Een gedicht van Jan Campert 1902-1943
De drie vluchtelingen
Het eerst zag ik de vrouw, dat ligt nu eenmaal in mijn aard. Hoe gerimpeld was haar gezicht (een berglandschap in kaart). Door welk hels en aards gericht werd haar geen leed bespaard?
Onder de doek rond het gelaat sliertten wat haren grauw; zij stond daar als ene die staat -een doodvermoeide vrouw – op de hoek van een voorstadsstraat in sneeuw en winterkou.
Zij keek niet om naar de man, een pak in de ene hand. Ik dacht: dit is haar zoon. En dàn: zij zijn zeker hier gestrand en zij weten niet wat er van hen worden moet in mijn land.
In de ene hand het pakket gewikkeld in vaal papier; ter rechter met rode baret een mager meisje, wier verwilderde ogen ontzet vroegen: wat doe ik hier?

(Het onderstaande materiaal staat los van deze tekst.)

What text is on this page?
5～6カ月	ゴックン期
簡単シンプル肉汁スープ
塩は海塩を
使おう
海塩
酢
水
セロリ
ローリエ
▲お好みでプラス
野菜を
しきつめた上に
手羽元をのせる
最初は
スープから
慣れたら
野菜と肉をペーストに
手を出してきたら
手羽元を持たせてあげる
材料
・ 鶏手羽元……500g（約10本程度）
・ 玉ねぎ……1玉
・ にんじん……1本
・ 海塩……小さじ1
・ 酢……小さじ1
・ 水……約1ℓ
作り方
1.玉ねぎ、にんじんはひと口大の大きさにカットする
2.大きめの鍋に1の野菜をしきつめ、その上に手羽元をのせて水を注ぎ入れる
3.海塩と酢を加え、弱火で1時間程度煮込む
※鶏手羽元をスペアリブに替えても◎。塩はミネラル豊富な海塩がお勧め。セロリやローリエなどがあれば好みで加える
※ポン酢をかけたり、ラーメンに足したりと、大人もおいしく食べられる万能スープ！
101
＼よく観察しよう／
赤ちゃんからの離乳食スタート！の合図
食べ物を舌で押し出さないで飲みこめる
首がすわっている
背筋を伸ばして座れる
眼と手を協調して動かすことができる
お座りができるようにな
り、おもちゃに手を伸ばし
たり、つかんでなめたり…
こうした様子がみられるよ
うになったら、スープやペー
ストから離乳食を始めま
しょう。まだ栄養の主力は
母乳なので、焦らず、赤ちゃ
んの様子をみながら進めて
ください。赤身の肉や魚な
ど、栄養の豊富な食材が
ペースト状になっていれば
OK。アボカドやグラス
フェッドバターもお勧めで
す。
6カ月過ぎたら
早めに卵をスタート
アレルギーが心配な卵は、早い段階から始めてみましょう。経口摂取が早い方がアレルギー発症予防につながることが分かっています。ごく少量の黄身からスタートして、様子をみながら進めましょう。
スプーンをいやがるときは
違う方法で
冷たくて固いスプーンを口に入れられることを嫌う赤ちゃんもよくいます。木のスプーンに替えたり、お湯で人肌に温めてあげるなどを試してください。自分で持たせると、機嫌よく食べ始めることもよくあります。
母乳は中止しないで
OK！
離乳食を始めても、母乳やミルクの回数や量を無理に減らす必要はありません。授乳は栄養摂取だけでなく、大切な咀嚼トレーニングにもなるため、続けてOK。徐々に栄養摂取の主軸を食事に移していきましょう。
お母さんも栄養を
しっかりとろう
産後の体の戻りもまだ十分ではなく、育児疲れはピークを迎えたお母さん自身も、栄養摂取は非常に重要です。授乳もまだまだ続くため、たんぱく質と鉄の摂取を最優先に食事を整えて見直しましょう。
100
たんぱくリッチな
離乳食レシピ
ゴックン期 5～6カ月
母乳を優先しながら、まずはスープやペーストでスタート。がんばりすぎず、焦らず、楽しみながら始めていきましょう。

Het leek of de man wat zei aan de vrouw, die voor hen liep. Misschien: wij moeten verder gaan… En zij, in dromen diep, hoorde nauw zijn schuchter vermaan en ging alsof zij sliep.
Ik volgde hen over ’t perron - de vrouw, de man, het kind – de trap af en uit het station… Waar Amsterdam begint scheen over het water de zon en woei een voorjaarswind.
De man lei het pak op de grond en knipperde in het licht; de vrouw , die zichzelve hervond, knoopte het jasje dicht van het kind; ik die bij hen stond liep door met dit gedicht.